Patients with stable chest pain and no prior history of coronary artery disease (CAD) who underwent CCT or SE as the initial investigative strategy were propensity-matched (990 patients each group-age: 59 ± 13.2 years, males: 47.9%) to account for baseline differences in cardiovascular risk factors. Inconclusive tests were 6% vs. 3% (P < 0.005) in CCT vs. SE. Severe (≥70% stenosis) on CCT and inducible ischaemia on SE detected obstructive CAD by invasive coronary angiography in 63% vs. 57% patients (P = 0.33).
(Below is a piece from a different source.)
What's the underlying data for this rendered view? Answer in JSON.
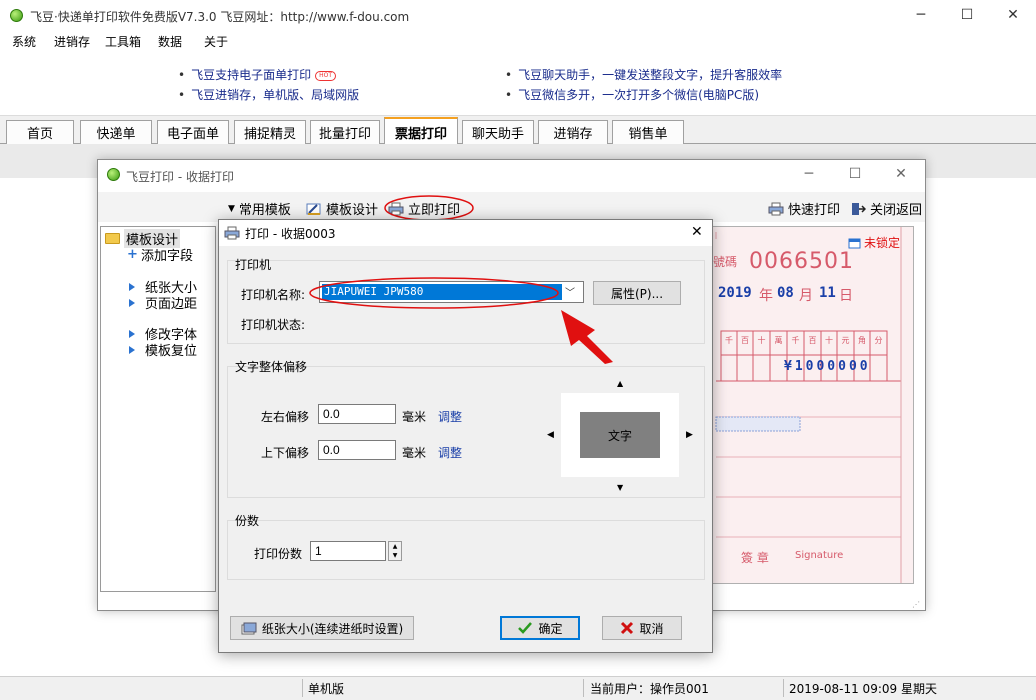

Over the follow-up period (median 717, interquartile range 93-1069 days) more patients underwent invasive coronary angiography (21.5% vs. 7.3%, P < 0.005), revascularization (7.3% vs. 3.5%, P < 0.005), further functional testing 33.4% vs. 8.7% (P < 0.005), but more patients were prescribed statins 8.8% vs. 3.8% (P < 0.005) in the CCT vs. the SE arm, respectively. Combined all-cause mortality and acute myocardial infarction was low-CCT-2.3% and SE-3.3%-with no significant difference (P = 0.16).
Initial SE-guided management was similar for the detection of obstructive CAD, demonstrated better resource utilization, but was associated with reduced prescription of statins although with no difference in medium-term outcome compared to CCT in this very low-risk population. However, a randomized study with longer follow-up is needed to confirm the clinical value of our findings.